Tuesday, October 23, 2007

What's In Your IPod?

I just got an Ipod. I'm a little late to arrive at personal digital nirvana (the Buddist concept not the band) . But that's another story. As I browse the ever expanding universe of downloadable music, I replay scenes from my life that are always set to particular music: show tunes wafting from a huge turntable my parents could hardly afford; The Partridge Family; Boston and REO Speedwagon booming through the water during swim workouts, subwoofer face down on the concrete pool deck; Hendrix, the Dead and the Stones in places where parents weren't; Color My World where they were. And that just covers through high school. My new Ipod is a blank slate as daunting as any I've faced. The music I load isn't just entertainment. It's me-- who I've been and who I am now. It's my very personal soundtrack of rebellion, peace, regret, love, loss and triumph, with a lot of outstanding party action thrown in.

Is the identification I feel with popular music -- it's capacity to describe me -- unique to me, or to my generation, to describe us? Jefferson Cowie, a college writing teacher, gave his students an assignment: Assess the personal meaning of any song of any genre. His students' response surprised him. In an essay appearing today on insidehighered.com, Cowie wrote:

"For my students, rock and roll is not the aural fuel of rebellion but soundtrack of familial love and safety. The [student] essays were not about chillin' with the crew but hangin' with mom and dad; . . . about heading off to Cape Cod in the mini van. Rock is no longer about alienation but connection; not about escape but home; not about rebellion but reconciliation."

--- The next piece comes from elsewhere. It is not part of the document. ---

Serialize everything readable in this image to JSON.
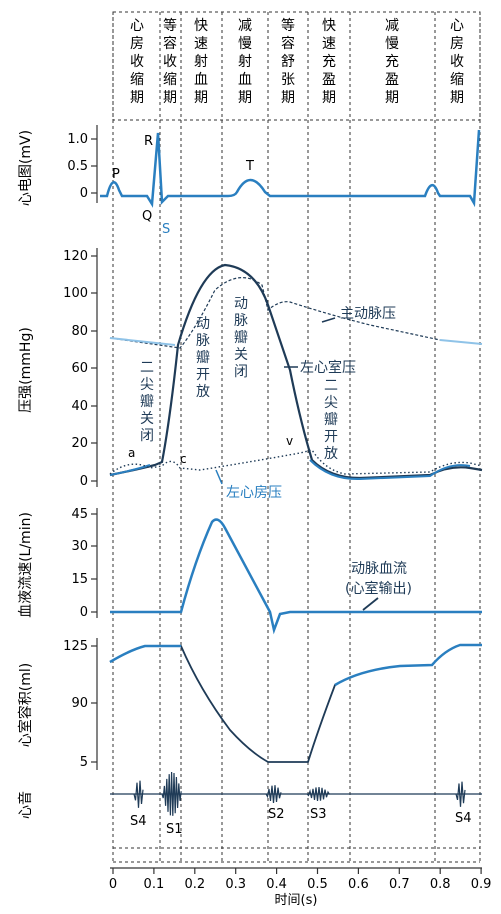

Cowie wonders whether Millenennials' parents have so smothered them with attention that they stake no claim to a musical identity of their own. "[I]t seems that there ought to be at least an edge of disdain for the SUV-driving, suburban-dwelling, vanilla affluence of their parents, but instead, students remain hopelessly connected to them, not just by their ubiquitous cell phones but also by their parents' record collections."

This idea, that Millennials are best defined by the absence of rebellion, is a theme of Nicholas Handler's essay: The Posteverything Generation. Handler, Yale 2009, won the recent New York Times Magazine essay contest in which the Times invited college students to respond to Rick Perlstein's assertion that colleges have lost their centrality in society and in students' lives. Handler writes:

"We are a generation that is riding on the tail-end of a century of war and revolution that toppled civilizations, overturned repressive social orders, and left us with more privilege and opportunity than any other society in history." But, with all that, "[l]ike a true post-modern generation we refuse to weave together an overarching narrative to our own political consciousness, to present a cast of inspirational or revolutionary characters on our public stage, or to define a specific philosophy. . . We are a generation for whom even revolution seems trite, and therefore as fair a target for bland imitation as anything else. We are the generation of the Che Guevera tee-shirt."

Handler makes a chilling observation about his generation: "How do we rebel against a generation that is expecting, anticipating, nostalgic for revolution?" His answer: "We don't."

Cowie's classroom experiment and Handler's thoughts are not enough to brand an entire generation of people one thing or another. But their observation about a postmodern comfort-loving boredom that hangs over law students these days rings true to me. I wonder why students seem increasingly detached and unwilling to engage in classroom discussion. Is it a generational thing? Or, is it just more fun to browse for music online than to participate in class?